Как только у дочери Герты женитьба с солдатом не состоялась, она вдруг любовью воспылала ко мне. Герта каждый день передавала мне от неё приветы, и просьбы прийти к ней в гости. Но я помнил то её пренебрежительное отношение и отвечал отказом, но Герта меня буквально умоляла пойти к ней и поговорить с Аней, а то, как бы она чего не натворила.

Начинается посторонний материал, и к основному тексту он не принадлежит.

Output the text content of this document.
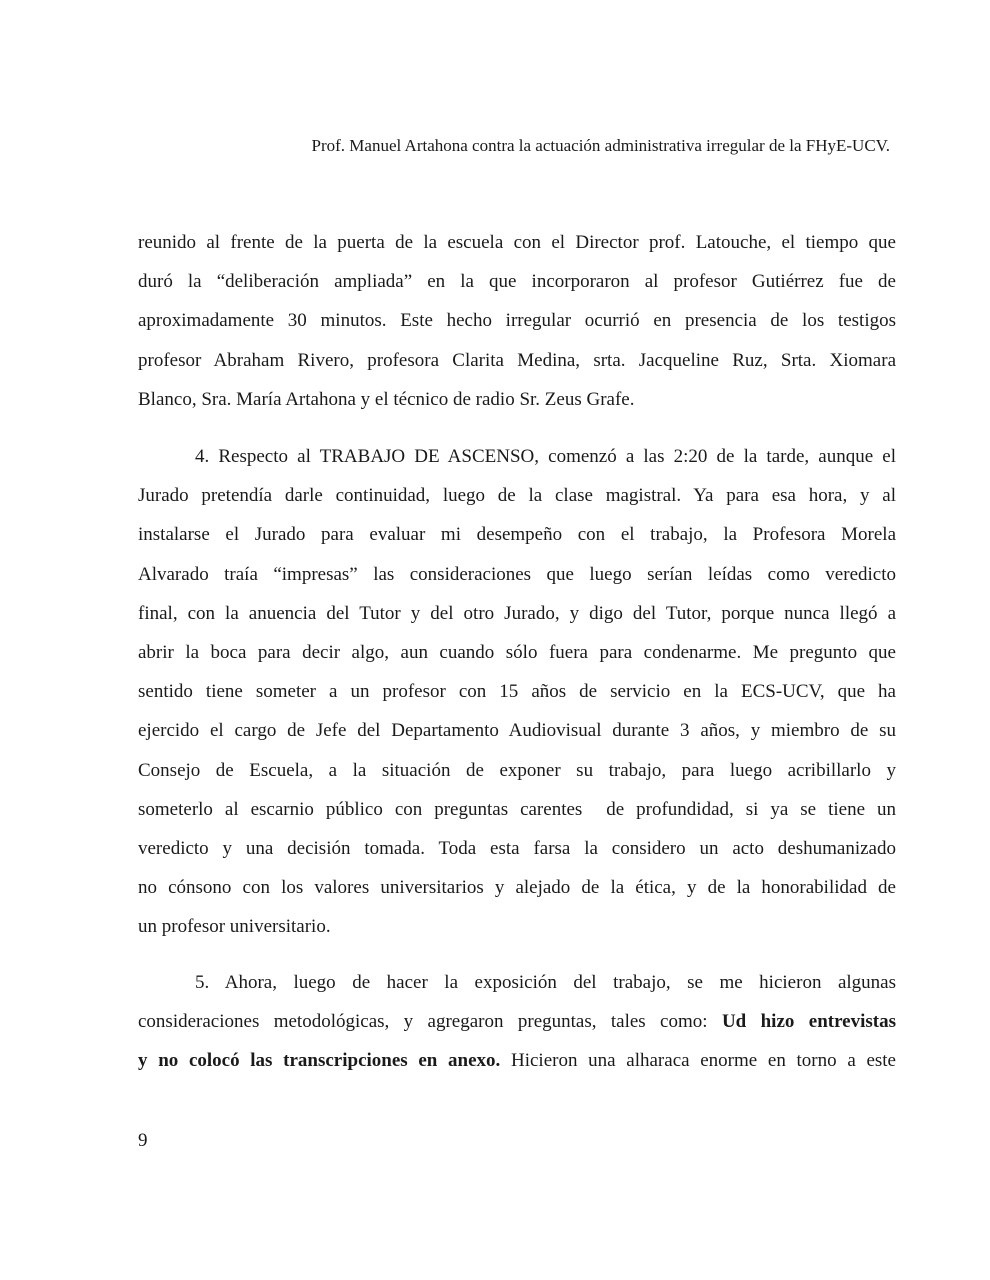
Prof. Manuel Artahona contra la actuación administrativa irregular de la FHyE-UCV.
reunido al frente de la puerta de la escuela con el Director prof. Latouche, el tiempo que
duró la “deliberación ampliada” en la que incorporaron al profesor Gutiérrez fue de
aproximadamente 30 minutos. Este hecho irregular ocurrió en presencia de los testigos
profesor Abraham Rivero, profesora Clarita Medina, srta. Jacqueline Ruz, Srta. Xiomara
Blanco, Sra. María Artahona y el técnico de radio Sr. Zeus Grafe.
4. Respecto al TRABAJO DE ASCENSO, comenzó a las 2:20 de la tarde, aunque el
Jurado pretendía darle continuidad, luego de la clase magistral. Ya para esa hora, y al
instalarse el Jurado para evaluar mi desempeño con el trabajo, la Profesora Morela
Alvarado traía “impresas” las consideraciones que luego serían leídas como veredicto
final, con la anuencia del Tutor y del otro Jurado, y digo del Tutor, porque nunca llegó a
abrir la boca para decir algo, aun cuando sólo fuera para condenarme. Me pregunto que
sentido tiene someter a un profesor con 15 años de servicio en la ECS-UCV, que ha
ejercido el cargo de Jefe del Departamento Audiovisual durante 3 años, y miembro de su
Consejo de Escuela, a la situación de exponer su trabajo, para luego acribillarlo y
someterlo al escarnio público con preguntas carentes  de profundidad, si ya se tiene un
veredicto y una decisión tomada. Toda esta farsa la considero un acto deshumanizado
no cónsono con los valores universitarios y alejado de la ética, y de la honorabilidad de
un profesor universitario.
5. Ahora, luego de hacer la exposición del trabajo, se me hicieron algunas
consideraciones metodológicas, y agregaron preguntas, tales como: Ud hizo entrevistas
y no colocó las transcripciones en anexo. Hicieron una alharaca enorme en torno a este
9
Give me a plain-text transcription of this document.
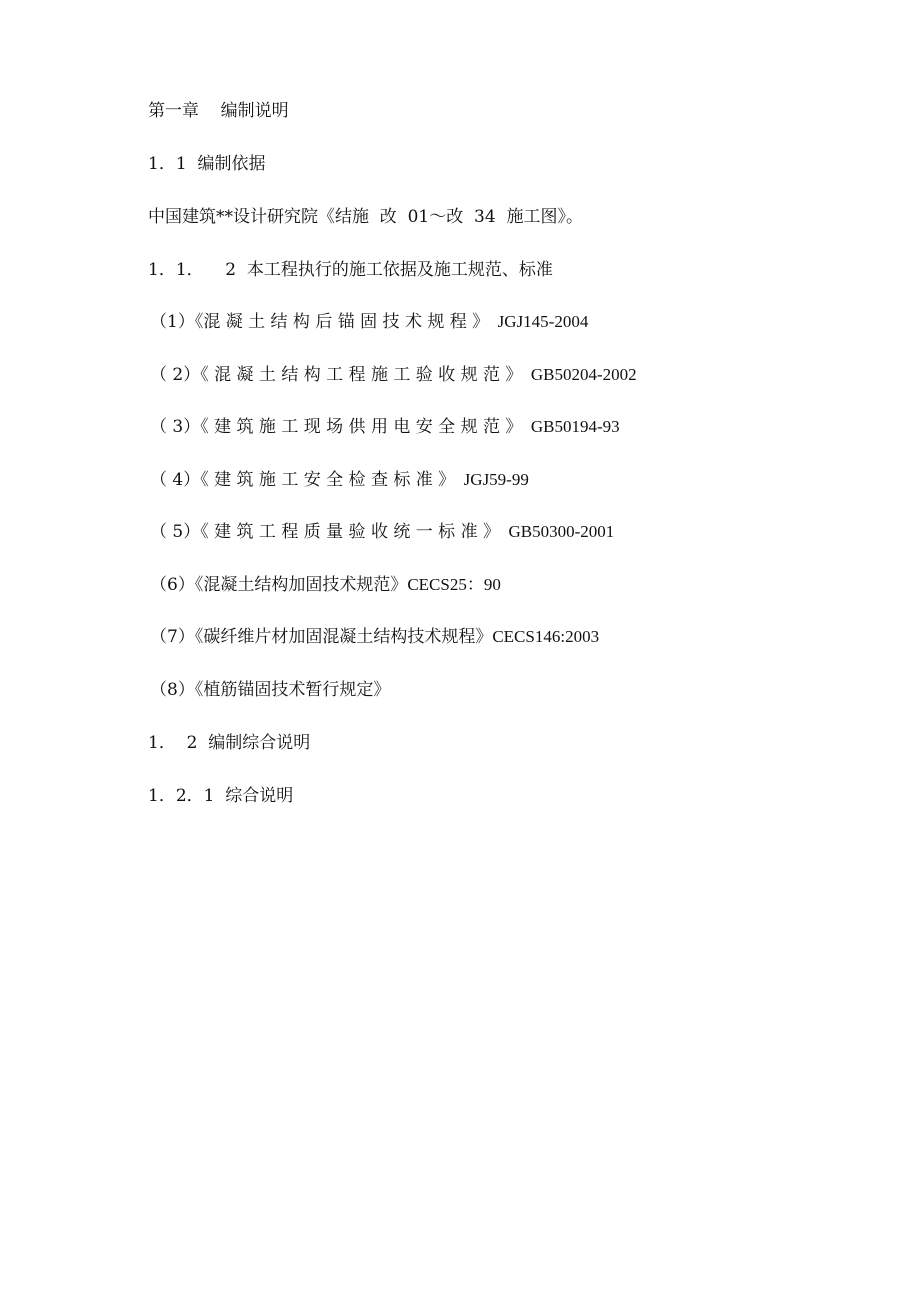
第一章    编制说明
1．1  编制依据
中国建筑**设计研究院《结施  改  01～改  34  施工图》。
1．1．    2  本工程执行的施工依据及施工规范、标准
（1）《混 凝 土 结 构 后 锚 固 技 术 规 程 》  JGJ145-2004
（ 2）《 混 凝 土 结 构 工 程 施 工 验 收 规 范 》  GB50204-2002
（ 3）《 建 筑 施 工 现 场 供 用 电 安 全 规 范 》  GB50194-93
（ 4）《 建 筑 施 工 安 全 检 查 标 准 》  JGJ59-99
（ 5）《 建 筑 工 程 质 量 验 收 统 一 标 准 》  GB50300-2001
（6）《混凝土结构加固技术规范》CECS25：90
（7）《碳纤维片材加固混凝土结构技术规程》CECS146:2003
（8）《植筋锚固技术暂行规定》
1．  2  编制综合说明
1．2．1  综合说明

Глядя на Герту, как она меня просит, на её грустные глаза, я забыл об обиде и согласился прийти к ним. Согласиться-то я согласился, но думаю, чем я им помогу, им нужны деньги, ведь тех шестьсот-семьсот злотых, которые зарабатывает Герта, им явно не хватает, надо что-то придумать, а что я не знал. Как раз я собрался на тренировку по волейболу и решил поговорить на эту тему с Виктором Никутиным, он человек взрослый в звании капитана, так что он в этих делах разбирается лучше меня. После тренировки я Виктору рассказал о Герте и её проблемах, а ещё рассказал в каком положении её дочь Аня. Виктор немного подумал, а затем сказал: «А чем ты им поможешь? Ане 17 лет, она на седьмом месяце, такую обузу никто на себя брать не будет, да ещё она не совершеннолетняя и на военный завод её не примут. Да вообще, почему ты вдруг стал беспокоиться об этой немецкой семье, ты помнишь, что они творили на нашей земле? Времени прошло не много, так что не должен забыть. А об этой семейке я тебе вот что скажу, что они русских вообще ненавидят. Ты здесь недавно, а я уже четвёртый год, так что наслышался о них. Эта же самая Аня нашему офицеру сказала, что она русских ненавидит, и это зато что он её на территорию завода в ночное время не пустил. «Ты подожди, ведь она забеременела от русского солдата. Что-то тут не вяжется. Да и Герта мне говорила, что отец Ани русский» — «Эх, Сеня, Сеня, как легко тебя обмануть. Ты только вдумайся в его имя и отчество, «Ефим Соломонович», понял какой он русский, вот такой же русский и наш почтальон, хоть и звали его Александр, но фамилия его Кацман. Вот такие они русские, кровь, знаешь ли, она притягивает. Мой тебе совет, выбрось эту затею из головы и пусть они живут, как и жили до этого, а то ты свой небольшой заработок на них ухлопаешь, а потом они тебе кукиш покажут». На этом мы с Никутиным расстались, в тот вечер я хоть и пообещал прийти к Герте, но не пошёл, слова Виктора во мне всё перевернули. После этого я с Гертой общался, но только по делу, других отношений у меня с ней не было. Позже я узнал, что Аня вышла замуж, за какого-то поляка, но жила с ним не долго, через полгода она снова вернулась к матери. А позже я вообще интерес к ней потерял, у меня появились другие заботы. А просьбу Михаила Крамаренко я выполнил, хотя об этом я уже писал.